When presented with large volumes of text there are a number of techniques when applying text analytics. I developed the DMA Model as a simple conceptual way to categorize the main types. Rules based or machine learning techniques can be used individually or together for each of these 3 areas:
This scenario occurs when the text analytics methods refer to the document (I use the term loosely as to what a document could be – from 200 page report to a Tweet). This may be classifying what the document is about, identifying the entities (Dates, People, Companies, Topics etc.) that occur in the document, the sentiment of the document, an automated summary of the document and so on. But the outputs of the process are document centric and tend to be ‘linguistic’ in nature even if machine learning was used to generate them. These classifications and extractions can be ‘written’ back into the document metadata. This is useful to support search & discovery, trend analysis, faceted browsing etc.
This scenario occurs when the text analytics methods refer to an entire corpus (of documents) in generally large volumes. Where the whole is greater than the sum of the parts (to quote Smuts). This model is statistical. Where word patterns (mostly complex word co-occurrence) is turned into a mathematical representation. It can be unsupervised (e.g. simple n-grams to transformer based Text embedding language models) or supervised (such as using the Stanford SQUaD Q&A training set). In Information Retrieval (IR) we have used statistical models such as TF-IDF (how important a word is to a document given its relative corpus frequency) for decades. With the emergence of deep learning methods, there are many more ‘types’ of statistical models we can build from our text to support question & answering, natural language generation, anomalies trends and other capabilities.
Concept Association Centric
This scenario occurs where our interest lies in associations between defined concepts and other things. It differs from document centric methods in that the whole corpus is used as its the concepts and their associations which are important, not the documents.
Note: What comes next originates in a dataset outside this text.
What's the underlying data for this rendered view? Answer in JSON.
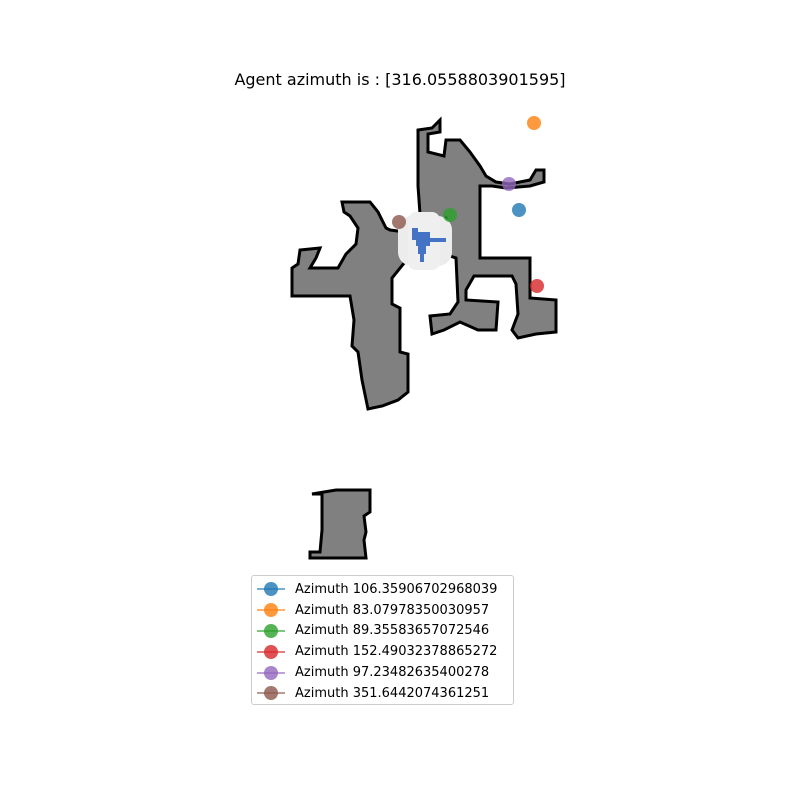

It differs from model centric approaches in that it is not purely statistical and generally cannot be unsupervised as concepts need to be defined in some way. Concepts are modelled using either rules from a knowledge representation (taxonomy, ontology) and/or labelled examples and machine learning. Critically, it is not just the existence of these concepts or entities in text which is important, but the existence in association with other defined concepts and entities of interest. The output is typically a Graph of nodes and edges (concepts and associations) which can be used to address a specific business question, support conversational assistants and search tools among other things.
There are obviously variants on these three conceptual models. I often get asked which is best? This is a bit like saying which do you prefer, a knife, fork or spoon? It depends on what you are doing and in some cases, you definitely need all three!